ءَاَمِنْتُمْ مَّنْ فِى السَّمَاۤءِ اَنْ يَّخْسِفَ بِكُمُ الْاَرْضَ فَاِذَا هِيَ تَمُوْرُۙ

Sudah merasa amankah kamu dari Zat yang menguasai langit, yaitu (dari bencana) dibenamkannya bumi oleh-Nya bersama kamu ketika tiba-tiba ia terguncang? (QS. Al-Mulk: 16)

ٍقُلْ اَرَءَيْتُمْ اِنْ اَصْبَحَ مَاۤؤُكُمْ غَوْرًا فَمَنْ يَّأْتِيْكُمْ بِمَاۤءٍ مَّعِيْن

“Terangkanlah kepadaku jika (sumber) air kamu surut ke dalam tanah, siapa yang akan memberimu air yang mengalir?” (QS. Al-Mulk:30 )

2. Berakhlak pada alam

Gus Baha mengajak kepada kita semua berakhlak pada alama. Karena kata ulama takallaqu biakhlaqillah, yaitu ulama mengajarkan kita agar berakhlak pada alam sebagaimana Allah menciptakan berbagai tumbuhan dan tanaman. Maka menjaga, merawat dan melestarikan alam adalah akhlak kita kepada alam. Sehingga hidup kita akan aman dari bencana dan nyaman karena tumbuhan-tumbuhan yang memberi kenikmatan bagi kita. Gus Baha mengutip ayat berikut:

فَلْيَنْظُرِ الْاِنْسَانُ اِلٰى طَعَامِه اَنَّا صَبَبْنَا الْمَاۤءَ صَبًّاۙ ثُمَّ شَقَقْنَا الْاَرْضَ شَقًّاۙ فَاَنْۢبَتْنَا فِيْهَا حَبًّاۙ وَّعِنَبًا وَّقَضْبًاۙ وَّزَيْتُوْنًا وَّنَخْلًاۙ وَّحَدَاۤئِقَ غُلْبًا وَفَاكِهَةً وَّاَبًّا مَتَاعًا لَّكُمْ وَلِاَنْعَامِكُمْۗ

Maka, hendaklah manusia itu memperhatikan makanannya. Sesungguhnya Kami telah mencurahkan air (dari langit) dengan berlimpah. Kemudian, Kami belah bumi dengan sebaik-baiknya. Lalu, Kami tumbuhkan padanya biji-bijian, anggur, sayur-sayuran, zaitun, pohon kurma, kebun-kebun (yang) rindang, buah-buahan, dan rerumputan. (Semua itu disediakan) untuk kesenanganmu dan hewan-hewan ternakmu. (QS. Abasa: 24-30)

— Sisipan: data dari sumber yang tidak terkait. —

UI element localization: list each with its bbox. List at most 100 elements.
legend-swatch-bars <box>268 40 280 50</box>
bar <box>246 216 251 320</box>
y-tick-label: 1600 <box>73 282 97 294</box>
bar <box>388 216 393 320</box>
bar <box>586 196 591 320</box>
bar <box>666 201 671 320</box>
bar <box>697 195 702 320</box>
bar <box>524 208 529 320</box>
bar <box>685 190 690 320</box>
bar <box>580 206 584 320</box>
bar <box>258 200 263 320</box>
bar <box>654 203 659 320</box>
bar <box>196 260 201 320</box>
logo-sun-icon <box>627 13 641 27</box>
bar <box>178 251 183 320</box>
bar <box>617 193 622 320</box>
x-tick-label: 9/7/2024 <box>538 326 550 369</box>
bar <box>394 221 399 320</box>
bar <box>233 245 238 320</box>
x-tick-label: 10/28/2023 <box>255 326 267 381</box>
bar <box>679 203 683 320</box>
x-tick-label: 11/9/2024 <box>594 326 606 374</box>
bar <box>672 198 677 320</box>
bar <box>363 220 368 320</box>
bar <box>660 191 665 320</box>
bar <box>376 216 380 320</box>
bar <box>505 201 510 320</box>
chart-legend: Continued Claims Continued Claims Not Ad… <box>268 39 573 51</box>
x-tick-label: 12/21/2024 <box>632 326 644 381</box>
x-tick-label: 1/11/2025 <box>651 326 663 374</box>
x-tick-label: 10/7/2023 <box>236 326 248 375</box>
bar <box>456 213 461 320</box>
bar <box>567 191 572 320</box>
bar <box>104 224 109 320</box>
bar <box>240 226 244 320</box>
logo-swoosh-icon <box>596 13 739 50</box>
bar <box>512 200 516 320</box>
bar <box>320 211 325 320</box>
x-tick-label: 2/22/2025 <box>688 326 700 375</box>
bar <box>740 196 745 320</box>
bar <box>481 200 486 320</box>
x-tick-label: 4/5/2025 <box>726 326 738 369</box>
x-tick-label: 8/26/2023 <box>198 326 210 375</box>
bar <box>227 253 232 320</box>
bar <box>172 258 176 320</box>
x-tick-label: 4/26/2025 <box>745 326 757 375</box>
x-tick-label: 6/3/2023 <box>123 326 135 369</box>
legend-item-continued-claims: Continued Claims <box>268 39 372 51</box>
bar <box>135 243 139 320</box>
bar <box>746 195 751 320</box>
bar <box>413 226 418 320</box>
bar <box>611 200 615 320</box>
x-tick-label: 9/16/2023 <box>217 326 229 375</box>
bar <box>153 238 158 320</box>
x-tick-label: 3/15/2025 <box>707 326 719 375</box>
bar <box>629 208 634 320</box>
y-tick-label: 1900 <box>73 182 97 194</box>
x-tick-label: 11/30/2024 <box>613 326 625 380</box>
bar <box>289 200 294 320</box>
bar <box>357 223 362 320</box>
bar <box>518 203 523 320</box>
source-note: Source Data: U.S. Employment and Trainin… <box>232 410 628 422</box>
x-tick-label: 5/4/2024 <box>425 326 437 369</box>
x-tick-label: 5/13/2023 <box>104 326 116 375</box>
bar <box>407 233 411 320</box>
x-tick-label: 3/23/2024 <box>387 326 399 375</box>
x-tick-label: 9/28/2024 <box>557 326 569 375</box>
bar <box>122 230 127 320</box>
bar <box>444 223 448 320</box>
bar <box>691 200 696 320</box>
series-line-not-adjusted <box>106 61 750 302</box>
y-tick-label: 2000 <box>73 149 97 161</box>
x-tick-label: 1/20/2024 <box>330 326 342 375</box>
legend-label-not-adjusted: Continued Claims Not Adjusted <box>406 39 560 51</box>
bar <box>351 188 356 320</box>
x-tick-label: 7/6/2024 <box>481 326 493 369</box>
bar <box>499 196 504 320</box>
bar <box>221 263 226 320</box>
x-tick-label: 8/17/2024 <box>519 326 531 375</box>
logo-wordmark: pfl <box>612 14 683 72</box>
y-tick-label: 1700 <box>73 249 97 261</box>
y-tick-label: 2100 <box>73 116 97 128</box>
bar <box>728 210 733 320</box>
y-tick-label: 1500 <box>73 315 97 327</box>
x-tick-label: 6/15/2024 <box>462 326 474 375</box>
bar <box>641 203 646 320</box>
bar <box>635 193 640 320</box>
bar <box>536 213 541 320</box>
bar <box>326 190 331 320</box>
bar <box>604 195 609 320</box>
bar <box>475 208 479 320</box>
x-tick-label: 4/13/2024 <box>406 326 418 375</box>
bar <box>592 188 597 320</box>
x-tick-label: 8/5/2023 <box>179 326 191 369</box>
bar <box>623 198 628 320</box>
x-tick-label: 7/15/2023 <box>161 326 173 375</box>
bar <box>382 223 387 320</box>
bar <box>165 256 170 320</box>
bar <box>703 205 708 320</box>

3. Menanam berarti bersedekah

Gus Baha juga menyebutkan bahwa seseorang yang menanam tanaman lalu tumbuh besar dan berbuah, maka buah-buahannya yang dimakana oleh manusia lainnya, hewan atau binatang, itu bernilai sedekah. Dalam hal ini Gus Baha berdasarkan hadis:

عَنْ جَابِرٍ، قَالَ: قَالَ رَسُولُ اللهِ صَلَّى اللهُ عَلَيْهِ وَسَلَّمَ: «مَا مِنْ مُسْلِمٍ يَغْرِسُ غَرْسًا إِلَّا كَانَ مَا أُكِلَ مِنْهُ لَهُ صَدَقَةً، وَمَا سُرِقَ مِنْهُ لَهُ صَدَقَةٌ، وَمَا أَكَلَ السَّبُعُ مِنْهُ فَهُوَ لَهُ صَدَقَةٌ، وَمَا أَكَلَتِ الطَّيْرُ فَهُوَ لَهُ صَدَقَةٌ، وَلَا يَرْزَؤُهُ أَحَدٌ إِلَّا كَانَ لَهُ صَدَقَةٌ

“Jabir berkata bahwa Rasulullah Saw bersabda, Tidaklah seorang muslim menanam pohon kecuali buah yang dimakannya menjadi sedekah, yang dicuri menjadi sedekah, yang dimakan binatang buas adalah sedekah, yang dimakan burung adalah sedekah, dan tidak diambil seseorang kecuali menjadi sedekah” (HR. Muslim)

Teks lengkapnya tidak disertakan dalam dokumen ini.